Wir befinden uns auf dem Flüelapass, oberhalb von Zernez, auf 2300 Meter über Meer und sehen eine Weltpremiere: Erstmals werden für einen Steinschlagtest bis zu 3,2 Tonnen schwere Steine vom grössten Helikopter der Schweiz ausgeklinkt und donnern mit voller Wucht in ein Steinschlagnetz. Das Ziel: Daten sammeln, die in die Entwicklung neuartiger Steinschlagnetze einfliessen, um damit so viele Menschen wie möglich vor Naturkatastrophen zu schützen.

1,2 Millionen Menschen wohnen in Gefahrenzonen

Das ist notwendig, denn solche Tests sollen Leben retten.
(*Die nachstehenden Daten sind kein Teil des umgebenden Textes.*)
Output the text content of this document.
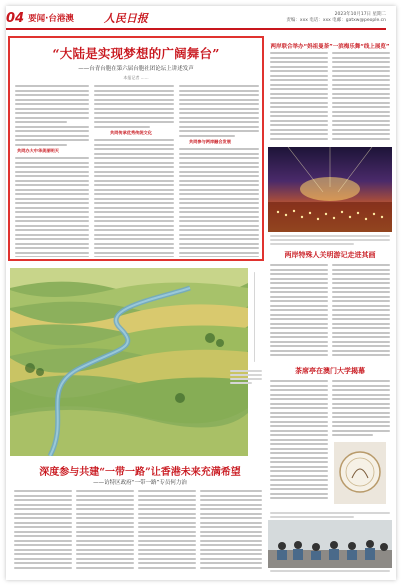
04 要闻·台港澳	人民日报	2023年10月17日 星期二
责编：xxx 电话：xxx 电邮：gatxw@people.cn
“大陆是实现梦想的广阔舞台”
——台青台胞在第六届台胞社团论坛上讲述发声
本报记者 ……
共同办大中华美丽明天
共同传承优秀传统文化
共同参与两岸融合发展
两岸联合举办“妈祖曼荼”一滨梅乐舞“线上展览”
两岸特殊人关明游记走进其画
茶席亭在澳门大学揭幕
深度参与共建“一带一路”让香港未来充满希望
——访特区政府“一带一路”专员何力治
Über 300’000 Wohnhäuser in der Schweiz stehen in einer Gefahrenzone. Rund 1,2 Millionen Menschen leben in diesen Gebäuden. Ein erheblicher Teil davon lebt mit der ständigen Gefahr, dass das eigene Zuhause von Felsstürzen oder Steinschlägen getroffen werden könnte.

Eine Auswertung des Tamedia-Datenteams zeigt zudem: Von 15’000 untersuchten Ferienwohnungen in der Schweiz befinden sich rund 5000 in einem Gefahrengebiet – viele in den Gebirgskantonen Bern, Graubünden und Wallis. Und oftmals werden die Feriengäste von den Vermietern nicht über diese Gefahr informiert.

Reparatur im Eiltempo

Auf dem Flüelapass hat sich Projektleiter Andreas Lanter inzwischen den Schaden an seiner Barriere angeschaut und greift zum Funkgerät: «Gebt mir ein paar Minuten, dann machen wir weiter wie geplant.» Er klettert auf die Barriere, flickt einen Datenlogger zusammen, nimmt die zerstörte Actionkamera von der weggerissenen Stütze und funkt: «Der Helikopter kann den nächsten Stein hochfliegen.»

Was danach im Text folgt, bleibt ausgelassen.